EZbakRData object with an additional "comparisons" table, detailing the result of a comparison of a parameter estimate's valules across two different conditions.

Details

The EZbakR website has an extensive vignette walking through various use cases and parameters you can compare with CompareParameters(): vignette link.

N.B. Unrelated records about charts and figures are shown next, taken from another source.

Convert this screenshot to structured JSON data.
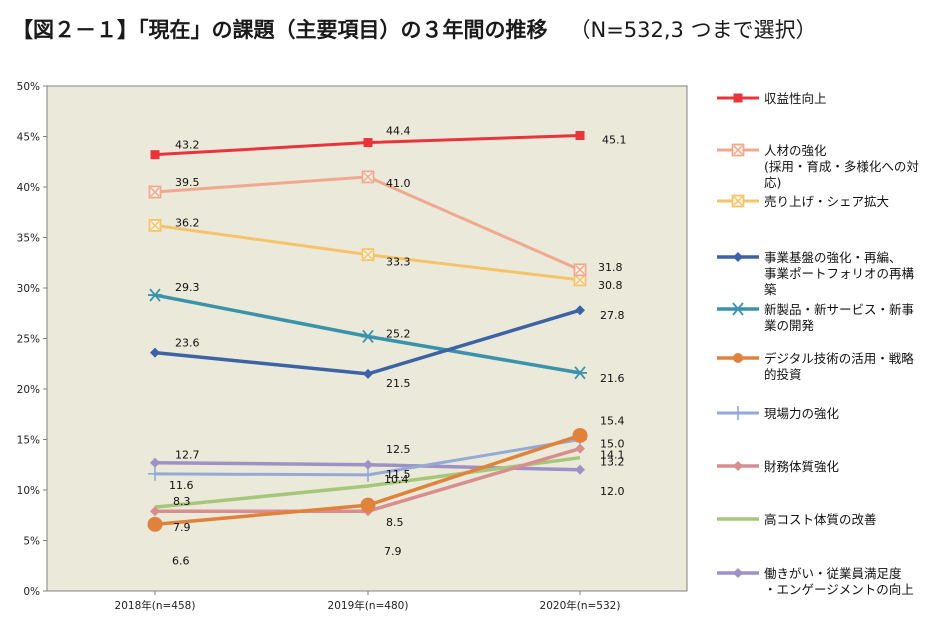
{
  "header": {
    "title": "【図２－１】「現在」の課題（主要項目）の３年間の推移",
    "note": "（N=532,3 つまで選択）"
  },
  "colors": {
    "plot_bg": "#ebe9da",
    "axis": "#808080",
    "red": "#e8343a",
    "salmon": "#f0a990",
    "yellow": "#f5c46a",
    "darkblue": "#3c63a4",
    "teal": "#3a93ab",
    "orange": "#e0823b",
    "lightblue": "#93aad8",
    "pink": "#d88e8e",
    "green": "#a6c77a",
    "purple": "#9e92c4"
  },
  "chart_data": {
    "type": "line",
    "title": "【図２－１】「現在」の課題（主要項目）の３年間の推移",
    "subtitle": "（N=532,3 つまで選択）",
    "categories": [
      "2018年(n=458)",
      "2019年(n=480)",
      "2020年(n=532)"
    ],
    "ylim": [
      0,
      50
    ],
    "yticks": [
      "0%",
      "5%",
      "10%",
      "15%",
      "20%",
      "25%",
      "30%",
      "35%",
      "40%",
      "45%",
      "50%"
    ],
    "grid": false,
    "legend_position": "right",
    "series": [
      {
        "name": "収益性向上",
        "legend": [
          "収益性向上"
        ],
        "values": [
          43.2,
          44.4,
          45.1
        ],
        "color": "red",
        "marker": "square",
        "labels": [
          "43.2",
          "44.4",
          "45.1"
        ]
      },
      {
        "name": "人材の強化（採用・育成・多様化への対応）",
        "legend": [
          "人材の強化",
          "(採用・育成・多様化への対",
          "応)"
        ],
        "values": [
          39.5,
          41.0,
          31.8
        ],
        "color": "salmon",
        "marker": "xbox",
        "labels": [
          "39.5",
          "41.0",
          "31.8"
        ]
      },
      {
        "name": "売り上げ・シェア拡大",
        "legend": [
          "売り上げ・シェア拡大"
        ],
        "values": [
          36.2,
          33.3,
          30.8
        ],
        "color": "yellow",
        "marker": "xbox",
        "labels": [
          "36.2",
          "33.3",
          "30.8"
        ]
      },
      {
        "name": "事業基盤の強化・再編、事業ポートフォリオの再構築",
        "legend": [
          "事業基盤の強化・再編、",
          "事業ポートフォリオの再構",
          "築"
        ],
        "values": [
          23.6,
          21.5,
          27.8
        ],
        "color": "darkblue",
        "marker": "diamond",
        "labels": [
          "23.6",
          "21.5",
          "27.8"
        ]
      },
      {
        "name": "新製品・新サービス・新事業の開発",
        "legend": [
          "新製品・新サービス・新事",
          "業の開発"
        ],
        "values": [
          29.3,
          25.2,
          21.6
        ],
        "color": "teal",
        "marker": "asterisk",
        "labels": [
          "29.3",
          "25.2",
          "21.6"
        ]
      },
      {
        "name": "デジタル技術の活用・戦略的投資",
        "legend": [
          "デジタル技術の活用・戦略",
          "的投資"
        ],
        "values": [
          6.6,
          8.5,
          15.4
        ],
        "color": "orange",
        "marker": "circle",
        "labels": [
          "6.6",
          "8.5",
          "15.4"
        ]
      },
      {
        "name": "現場力の強化",
        "legend": [
          "現場力の強化"
        ],
        "values": [
          11.6,
          11.5,
          15.0
        ],
        "color": "lightblue",
        "marker": "plus",
        "labels": [
          "11.6",
          "11.5",
          "15.0"
        ]
      },
      {
        "name": "財務体質強化",
        "legend": [
          "財務体質強化"
        ],
        "values": [
          7.9,
          7.9,
          14.1
        ],
        "color": "pink",
        "marker": "diamond",
        "labels": [
          "7.9",
          "7.9",
          "14.1"
        ]
      },
      {
        "name": "高コスト体質の改善",
        "legend": [
          "高コスト体質の改善"
        ],
        "values": [
          8.3,
          10.4,
          13.2
        ],
        "color": "green",
        "marker": "none",
        "labels": [
          "8.3",
          "10.4",
          "13.2"
        ]
      },
      {
        "name": "働きがい・従業員満足度・エンゲージメントの向上",
        "legend": [
          "働きがい・従業員満足度",
          "・エンゲージメントの向上"
        ],
        "values": [
          12.7,
          12.5,
          12.0
        ],
        "color": "purple",
        "marker": "diamond",
        "labels": [
          "12.7",
          "12.5",
          "12.0"
        ]
      }
    ]
  }
}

There are essentially 3 scenarios that CompareParameters() can handle:

Pairwise comparisons: compare reference to experimental parameter estimates of a specified design_factor from AverageAndRegularize(). log(experimental / reference) is the computed "difference" in this case.
Assess the value of a single parameter, which itself should represent a difference between other parameters. The name of this parameter can be specified via the param_name argument. This is useful for various interaction models where some of the parameters of these models may represent things like "effect of A on condition X".
Pairwise comparison of dynamical systems model parameter estimate: similar to the first case listed above, but now when type == "dynamics". design_factor can now be a vector of all the metadf columns you stratified parameter estimates by.

Eventually, a 4th option via the currently non-functional param_function argument will be implemented, which will allow you to specify functions of parameters to be assessed, which can be useful for certain interaction models.

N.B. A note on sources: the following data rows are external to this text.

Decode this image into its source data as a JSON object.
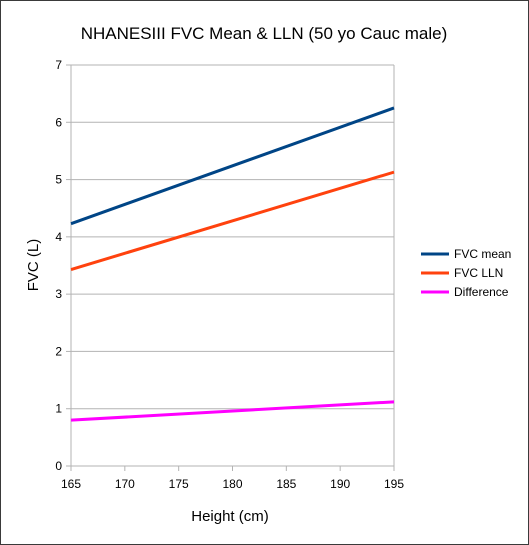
{
  "chart_data": {
    "type": "line",
    "title": "NHANESIII FVC Mean & LLN (50 yo Cauc male)",
    "xlabel": "Height (cm)",
    "ylabel": "FVC (L)",
    "xlim": [
      165,
      195
    ],
    "ylim": [
      0,
      7
    ],
    "x_ticks": [
      "165",
      "170",
      "175",
      "180",
      "185",
      "190",
      "195"
    ],
    "y_ticks": [
      "0",
      "1",
      "2",
      "3",
      "4",
      "5",
      "6",
      "7"
    ],
    "grid": true,
    "legend_position": "right",
    "x": [
      165,
      195
    ],
    "series": [
      {
        "name": "FVC mean",
        "color": "#004586",
        "values": [
          4.23,
          6.25
        ]
      },
      {
        "name": "FVC LLN",
        "color": "#ff420e",
        "values": [
          3.43,
          5.13
        ]
      },
      {
        "name": "Difference",
        "color": "#ff00ff",
        "values": [
          0.8,
          1.12
        ]
      }
    ]
  }
}
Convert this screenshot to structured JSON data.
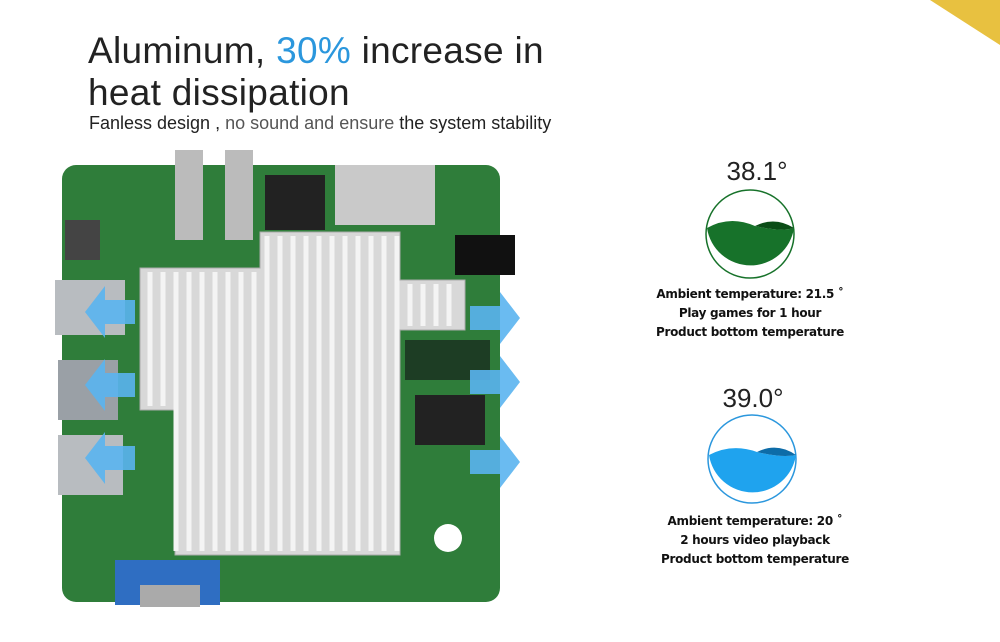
{
  "headline": {
    "part1": "Aluminum, ",
    "highlight": "30%",
    "part2": " increase in",
    "line2": "heat dissipation"
  },
  "subtitle": {
    "a": "Fanless design ,",
    "b": "no sound and ensure",
    "c": " the system stability"
  },
  "readings": [
    {
      "temperature": "38.1°",
      "fill_color": "#17722a",
      "lines": [
        "Ambient temperature: 21.5 ˚",
        "Play games for 1 hour",
        "Product bottom temperature"
      ]
    },
    {
      "temperature": "39.0°",
      "fill_color": "#1fa3ee",
      "lines": [
        "Ambient temperature: 20 ˚",
        "2 hours video playback",
        "Product bottom temperature"
      ]
    }
  ],
  "colors": {
    "accent": "#2b97dd",
    "board": "#2f7d3a",
    "heatsink": "#d8d8d8",
    "airflow_arrow": "#5ab4ef"
  }
}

CompareParameters() calculates p-values using what is essentially an asymptotic Wald test, meaning that a standard normal distribution is integrated. P-values are then multiple-test adjusted using the method of Benjamini and Hochberg, implemented in R's p.adjust() function.

Examples


# Simulate data to analyze
simdata <- EZSimulate(30)

# Create EZbakR input
ezbdo <- EZbakRData(simdata$cB, simdata$metadf)

# Estimate Fractions
ezbdo <- EstimateFractions(ezbdo)
#> Estimating mutation rates
#> Summarizing data for feature(s) of interest
#> Averaging out the nucleotide counts for improved efficiency
#> Estimating fractions
#> Processing output

# Estimate Kinetics
ezbdo <- EstimateKinetics(ezbdo)

# Average estimates across replicate
ezbdo <- AverageAndRegularize(ezbdo)
#> Fitting linear model
#> Estimating coverage vs. variance trend
#> Regularizing variance estimates

# Compare parameters across conditions
ezbdo <- CompareParameters(
ezbdo,
design_factor = "treatment",
reference = "treatment1",
experimental = "treatment2"
)